アーサの指摘通り、城館内には隠し部屋が複数あったり、その部屋を繋ぐ、隠し通路などもあった。
ほとんどは、埃が溜まっていたので、利用されていなかったようである。
「入手したここの見取り図は、表向きのものだったみたいだね。この部屋なんて、隠し部屋の分、間取りが広くなっているよ」
リューは見取り図にある一室を指差してリーンに説明した。
「この部屋と部屋の間も隠し通路が通っているけど、壁という事になっているわ。よくできているわね」
リーンも感心する。
「若様、あとは、地下室だけど、見取り図にある間取りでは宝物庫に貯蔵庫、氷室、拷問部屋に牢屋などが地下二階分に記されているけど、宝物庫の奥に更なる地下室があるみたいだよ」
アーサが横から見取り図を覗き込み、地下室を指差した。
「宝物庫に? 最初に確認した時は、気づかなかったなぁ……」
リューはアーサの説明に軽く驚く。
「それじゃあ、行きましょう!」
リーンは段々興が乗ってきて楽しそうである。
スードもノリノリで一同は、地下室へと向かうのだった。
宝物庫は、代々バシャドー伯爵までは、利用されていたのだろうが、降爵され、他所に転封された時に全て持ち出され、ほとんど何も残っていない。
棚や、空箱などが雑然としているだけである。
ただ、掃除は一応していたようで、埃はない。
「こっちだよ」
アーサが室内の左奥にリュー達を誘導する。
アーサが指さしたところは、コの字型の壁で仕切られた棚があるだけの場所だった。
横に燭台があり、その燭台をアーサが掴んで手許に引く。
すると、鈍い音を立てて、床が上がる。
「凄いでしょ? これを作ったのは、相当腕のいい職人だろうね。見ただけでは床に細工されているのがわからないくらい、精密な造りになっているから」
それを見破った自分は凄いでしょ? と言わんばかりだ。
だが、アーサの言う通り、最初きた時には、リューもリーンも気づかなった。
やはり、敵地に忍び込んで仕事をしていたアーサは、そういうのを見破る事にも才能があるようだ。

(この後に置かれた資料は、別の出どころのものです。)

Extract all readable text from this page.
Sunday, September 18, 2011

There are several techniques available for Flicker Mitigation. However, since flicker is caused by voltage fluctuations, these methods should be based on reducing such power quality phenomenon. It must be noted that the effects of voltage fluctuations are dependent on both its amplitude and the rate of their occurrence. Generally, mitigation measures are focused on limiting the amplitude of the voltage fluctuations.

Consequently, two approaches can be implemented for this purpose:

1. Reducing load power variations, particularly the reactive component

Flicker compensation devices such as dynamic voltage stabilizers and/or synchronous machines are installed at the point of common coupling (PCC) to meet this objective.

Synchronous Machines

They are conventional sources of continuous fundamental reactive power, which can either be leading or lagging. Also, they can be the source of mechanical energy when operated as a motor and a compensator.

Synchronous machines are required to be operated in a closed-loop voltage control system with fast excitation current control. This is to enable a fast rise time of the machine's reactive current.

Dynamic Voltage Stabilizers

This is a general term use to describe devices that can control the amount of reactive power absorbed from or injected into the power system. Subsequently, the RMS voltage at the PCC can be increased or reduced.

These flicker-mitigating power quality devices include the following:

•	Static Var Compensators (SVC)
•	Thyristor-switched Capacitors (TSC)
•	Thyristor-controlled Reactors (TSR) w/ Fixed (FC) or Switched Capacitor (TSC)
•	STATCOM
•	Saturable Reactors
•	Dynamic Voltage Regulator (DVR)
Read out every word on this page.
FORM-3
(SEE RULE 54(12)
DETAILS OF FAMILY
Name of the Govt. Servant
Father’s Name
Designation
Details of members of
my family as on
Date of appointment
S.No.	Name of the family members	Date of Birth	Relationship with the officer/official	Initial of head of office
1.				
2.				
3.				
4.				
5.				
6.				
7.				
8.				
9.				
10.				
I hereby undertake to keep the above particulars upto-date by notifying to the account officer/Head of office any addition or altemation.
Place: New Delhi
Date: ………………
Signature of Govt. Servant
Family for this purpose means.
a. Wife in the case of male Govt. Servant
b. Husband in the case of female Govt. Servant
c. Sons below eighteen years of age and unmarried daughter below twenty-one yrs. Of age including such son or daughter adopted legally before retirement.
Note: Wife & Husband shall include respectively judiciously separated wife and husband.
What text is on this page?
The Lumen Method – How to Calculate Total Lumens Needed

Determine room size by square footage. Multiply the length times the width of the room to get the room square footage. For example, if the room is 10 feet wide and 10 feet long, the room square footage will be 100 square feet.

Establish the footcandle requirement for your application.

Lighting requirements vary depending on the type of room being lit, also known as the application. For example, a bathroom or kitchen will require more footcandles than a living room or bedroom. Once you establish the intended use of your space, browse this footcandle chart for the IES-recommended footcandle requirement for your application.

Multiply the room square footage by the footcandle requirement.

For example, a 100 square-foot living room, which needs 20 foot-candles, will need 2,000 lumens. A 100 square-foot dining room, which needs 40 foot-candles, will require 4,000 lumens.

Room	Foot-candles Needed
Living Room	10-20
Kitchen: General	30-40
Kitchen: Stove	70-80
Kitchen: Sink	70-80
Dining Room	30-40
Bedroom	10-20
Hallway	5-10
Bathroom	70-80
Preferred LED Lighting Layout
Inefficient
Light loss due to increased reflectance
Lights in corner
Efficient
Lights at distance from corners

アーサが床板を上げて、向かいの棚に押し込むと階段が現れた。
そして、燭台を壁から外して、火を点ける。
「ボクが先頭で歩くね」
アーサは罠にも詳しそうだろうから、任せた方がよさそうだ。
「じゃあ、お願い」
「うん!」
リューが頼むと、アーサは嬉しそうに返事をするのだった。
隠し地下は、かなり深いところまで続いていた。
階段をずっと降りていたからだ。
そして、リューはある事に気づく。
「意外に足元に埃がないね。それに、空気も古くない」
「そうなんだよ。ボクもこの辺りまで来て、報告しようと引き返したんだけど、最近まで利用されていた形跡があるんだよね」
アーサもリューの言葉に同意する。
「地元の侍従達はこの地下室の事は何も言ってなかったわよね?」
リーンが不思議そうに周囲を見回す。
「代官が連れてきた侍従達が、宝物庫に出入りしていたみたいだという証言はあったから、ここを利用していたみたいだけどね」
アーサが重要と思われる情報を口にした。
「それは興味深いね……。あっ、到着したみたいだ」
リューは階段が無くなり、床になっている事に気づいた。
地下深くには扉が二つあり、一つは幾重もの鎖と鍵がかかっており、扉全体に魔法陣が描かれている。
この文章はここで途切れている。